Hip Resurfacing is a surgical procedure that is suitable for 10 - 15% of patients with osteoarthritis of the hip.  Strong healthy bone is a requirement for long term success with this technique.  This procedure differs from total hip replacement in that the femoral head is retained.  The femur needs to be retracted so that the acetabulum or socket can be clearly seen.  The socket bone is reamed, as in total hip replacement, but the surface is replaced with a component of cobalt chrome, with a porous surface against the bone.  Bone ongrowth occurs readily.  The femoral head is then approached, and the surface is reamed away, to expose the underlying healthy bone.  A new polished cobalt chrome surface is placed onto the prepared femoral head, and held with acrylic cement.  This technique has been proven reliable, with excellent results in the appropriate patients.  Since the femoral head needs to be held away as the socket is prepared, the surgical incision, and muscle dissection is typically much longer than that used for total hip replacement.  The initial recovery process varies among patients, and can be longer than that for total hip replacement. 

The benefits of Hip Resurfacing include the fact that less bone is removed, which may allow for an easier revision surgery in young patients who are likely to require one.  The use of a larger head diameter may also improve the resistance to dislocation compared to smaller total hip replacement head diameters.  The range of motion with hip resurfacing has been shown to be the same, or perhaps a bit less that total hip replacement.

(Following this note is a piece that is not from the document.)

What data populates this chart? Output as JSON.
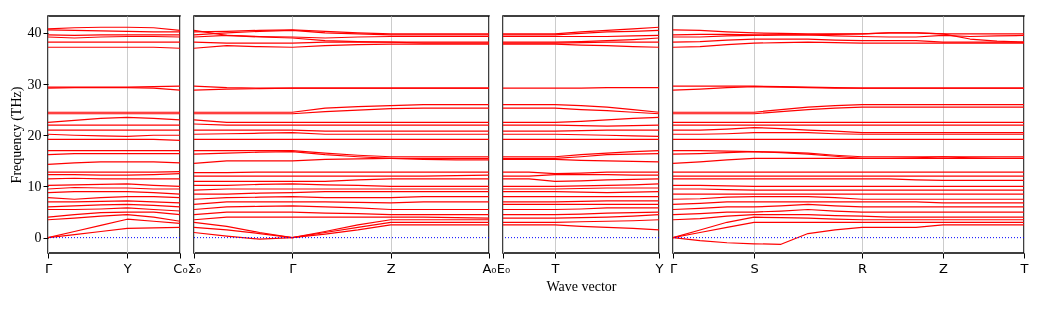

The typical hip resurfacing patient is male and under 50 years of age, with an active lifestyle.  Peri-menopausal women may have disltinctly lower bone density, and as such are less well suited for hip resurfacing.  There are 2 complications which are specific for hip resurfacing.  The first is femoral neck fracture, which has been noted in 1% of men, and 4 to 5% of women.  In this case, the patient would be converted to standard total hip replacement.  The second risk is allergic response to the metal wear particles, which can occur 1% of patients, most commonly, but not exclusively women.  In that case a complete revision of bothe components would be requred.

Well controlled studies have found that patients with hip resurfacing generally maintain a higher activity level than those with total hip replacement.